The poor performance of the younger group as compared to reference value also supports lower limbs functions, balance and mobility early impairment in ARSACS. As indicated by the BBS score, 75% of younger and 100% of older participants are at high risk of falling (BBS score < 45) while walking, transferring or simply standing up without support. A recent study in Friedreich ataxia has shown a mean BBS score of 48 ± 1.3 for a group of seven participants aged from 21 to 43 years [
38], well illustrating the high level of balance impairment of our participants, where the younger participants obtained a mean score of 34.6.
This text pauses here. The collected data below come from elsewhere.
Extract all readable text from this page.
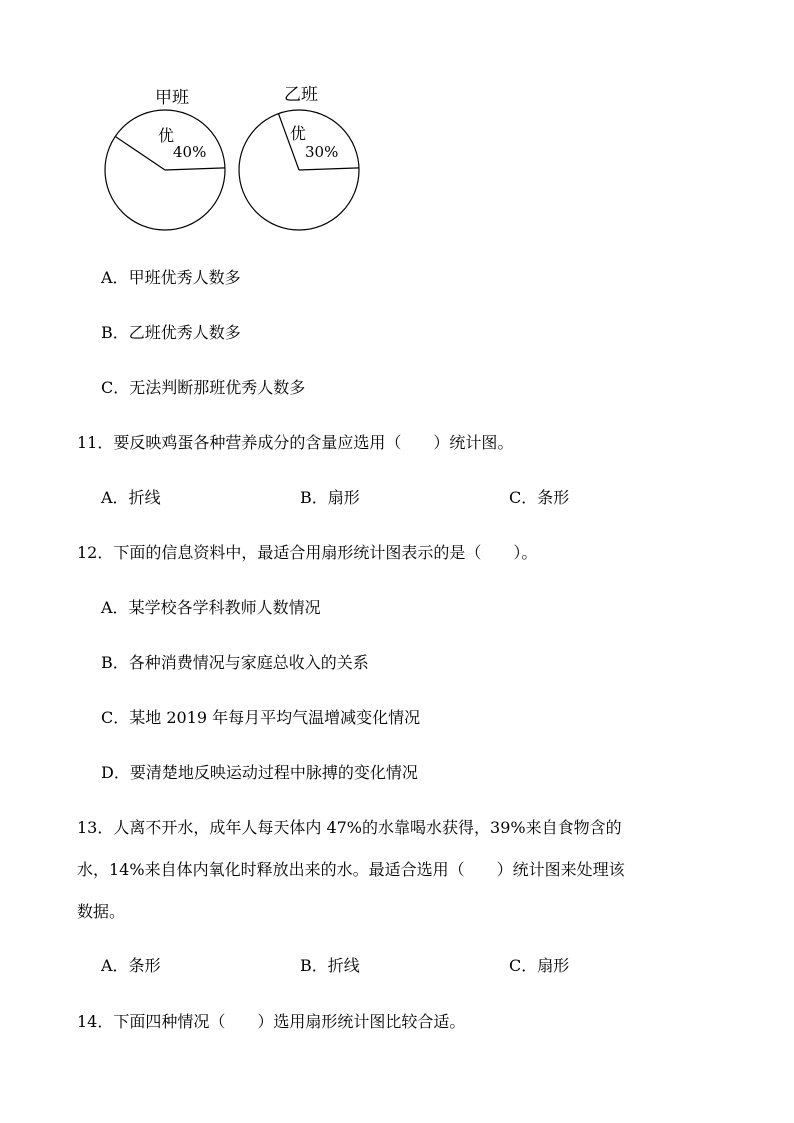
甲班
优
40%
乙班
优
30%
A．甲班优秀人数多
B．乙班优秀人数多
C．无法判断那班优秀人数多
11．要反映鸡蛋各种营养成分的含量应选用（　　）统计图。
A．折线	B．扇形	C．条形
12．下面的信息资料中，最适合用扇形统计图表示的是（　　）。
A．某学校各学科教师人数情况
B．各种消费情况与家庭总收入的关系
C．某地 2019 年每月平均气温增减变化情况
D．要清楚地反映运动过程中脉搏的变化情况
13．人离不开水，成年人每天体内 47%的水靠喝水获得，39%来自食物含的
水，14%来自体内氧化时释放出来的水。最适合选用（　　）统计图来处理该
数据。
A．条形	B．折线	C．扇形
14．下面四种情况（　　）选用扇形统计图比较合适。
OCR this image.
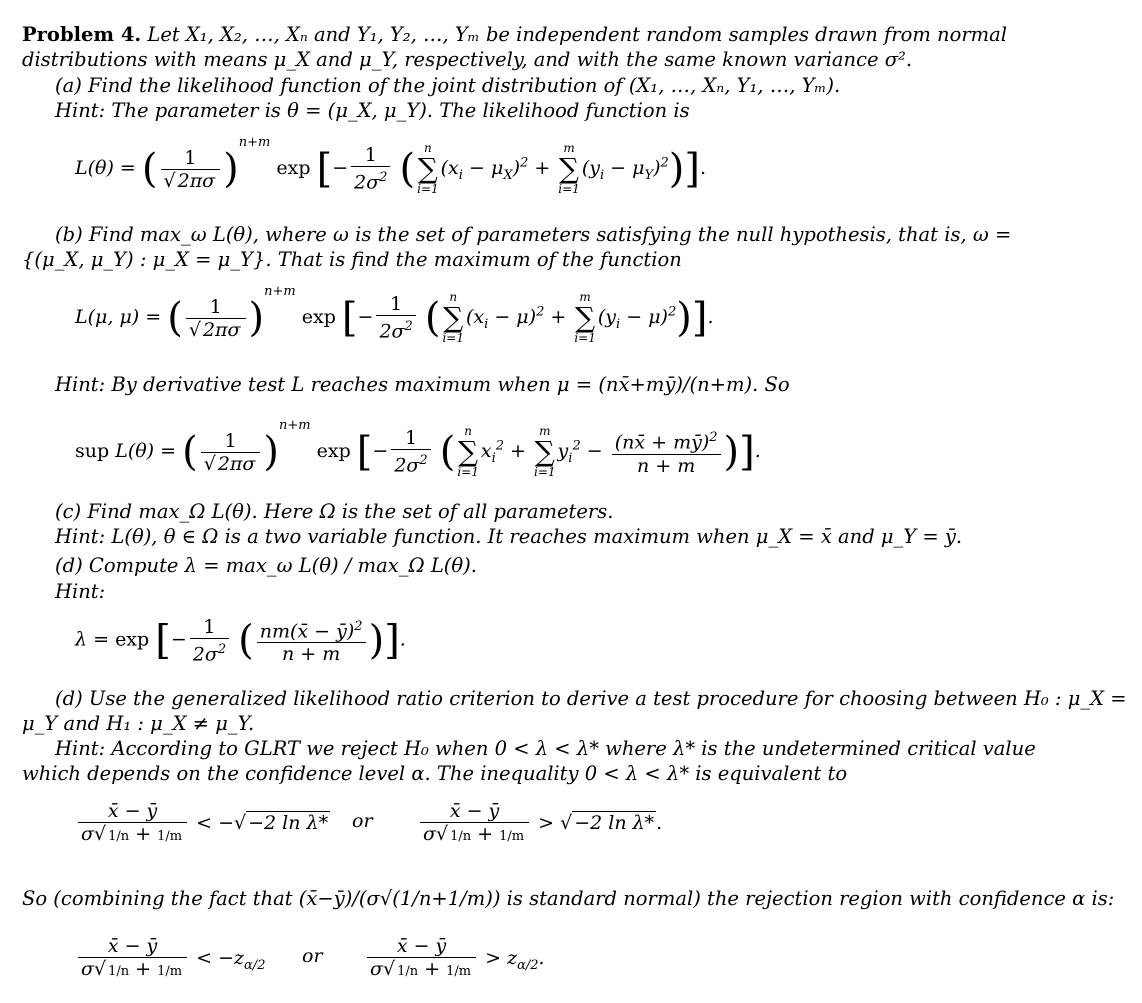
Problem 4. Let X₁, X₂, …, Xₙ and Y₁, Y₂, …, Yₘ be independent random samples drawn from normal
distributions with means μ_X and μ_Y, respectively, and with the same known variance σ².
(a) Find the likelihood function of the joint distribution of (X₁, …, Xₙ, Y₁, …, Yₘ).
Hint: The parameter is θ = (μ_X, μ_Y). The likelihood function is
L(θ) = ( $\frac{1}{√ 2\pi\sigma} )^{n+m}$ exp [− $\frac{1}{2\sigma^2}$ ( n
∑
i=1
$(x_i - \mu_X)^2$ +
m
∑
i=1
$(y_i - \mu_Y)^2$)].
(b) Find max_ω L(θ), where ω is the set of parameters satisfying the null hypothesis, that is, ω =
{(μ_X, μ_Y) : μ_X = μ_Y}. That is find the maximum of the function
L(μ, μ) = ( $\frac{1}{√ 2\pi\sigma} )^{n+m}$ exp [− $\frac{1}{2\sigma^2}$ ( n
∑
i=1
$(x_i - \mu)^2$ +
m
∑
i=1
$(y_i - \mu)^2$)].
Hint: By derivative test L reaches maximum when μ = (nx̄+mȳ)/(n+m). So
sup L(θ) = ( $\frac{1}{√ 2\pi\sigma} )^{n+m}$ exp [− $\frac{1}{2\sigma^2}$ ( n
∑
i=1
$x_i^2$ +
m
∑
i=1
$y_i^2 - \frac{(nx̄ + mȳ)^2}{n + m}$ )].
(c) Find max_Ω L(θ). Here Ω is the set of all parameters.
Hint: L(θ), θ ∈ Ω is a two variable function. It reaches maximum when μ_X = x̄ and μ_Y = ȳ.
(d) Compute λ = max_ω L(θ) / max_Ω L(θ).
Hint:
λ = exp [− $\frac{1}{2\sigma^2}$ ( $\frac{nm(x̄ - ȳ)^2}{n + m}$ )].
(d) Use the generalized likelihood ratio criterion to derive a test procedure for choosing between H₀ : μ_X =
μ_Y and H₁ : μ_X ≠ μ_Y.
Hint: According to GLRT we reject H₀ when 0 < λ < λ* where λ* is the undetermined critical value
which depends on the confidence level α. The inequality 0 < λ < λ* is equivalent to
$\frac{x̄ - ȳ}{\sigma√ 1/n + 1/m}$ < −√ −2 ln λ* or $\frac{x̄ - ȳ}{\sigma√ 1/n + 1/m}$ > √ −2 ln λ* .
So (combining the fact that (x̄−ȳ)/(σ√(1/n+1/m)) is standard normal) the rejection region with confidence α is:
$\frac{x̄ - ȳ}{\sigma√ 1/n + 1/m} < -z_{\alpha/2}$ or $\frac{x̄ - ȳ}{\sigma√ 1/n + 1/m} > z_{\alpha/2}$.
In regard to other symptoms less frequently associated with ARSACS in the literature, three symptoms have been pointed out. Dysphagia, which has been previously reported in 30% [
36] and 35.7% [
1] of patients with ARSACS, was reported in 21 participants (75%) in this study. Vesical problems were also previously reported in ARSACS [
1,
36], with an incidence of about 50% of cases presenting with urine urgency and incontinence, compared to 75% in our cohort. This problem seemed to be more prevalent among older participants. Spasms are associated with presence of spasticity and upper motoneurons lesions but this symptom has never been reported in previous study. These results highlight the importance to systematically ask about dysphagia, vesical problems and spasms using standardized assessments in the follow-up because of the possible impact on quality of life and the availability of treatment.
If we look at the participation level of this ARSACS cohort, participants in the Wheelchair and Walking aid disease stages reported a lower level of participation as measured by the LIFE-H, with a mean score of 6.9 and 7.7 respectively, compared to a LIFE-H score of 9 which mean an absence of participation restriction [
39]. The lower performance of participants on most upper and lower functions, mobility, and balance outcome measures may explain the lower level of social participation in these two more severe disease stages. However, decrease of physical performance does not influence Health-related quality of life. Results seem to be comparable with those of 7069 US healthy people (mean age: 50.7 years), who obtained a mean of 50 ± 10 for both SF-12 PCS and MCS composite scores [
40]. However, cautions are needed in regard to these results as although often consider a gold standard, the use of SF-12v2 in a slowly progressive disease is questionable in regards to the short time lapse reference of 4 weeks used throughout the questionnaire where the condition is most likely to have been stable.
Some limitations of this study can be highlighted. Among these, we can note the overall small number of participants in the study, and particularly the small number of older participants who were able to perform the walking tests (6MWT and 10mWT). This clearly limits the power of the statistical analyses to detect a difference, although most of the comparisons were statistically significant. The other limitation is the homogeneity of our sample, which may limit to some extent the generalizability of the study in other ARSACS populations where the specific mutation causes only partial protein production in opposition to complete absence of protein production in our population [
7]. Finally, some additional steps need to be accomplished to have a global portrait of the ARSACS population: 1) muscle strength impairment is not well documented, but a protocol must be first developed since presence of lower limbs co-contractions prevent valid assessment of muscle strength, and 2) the disease presentation in the paediatric population should be documented in regard to prognosis, care recommendations and trial readiness.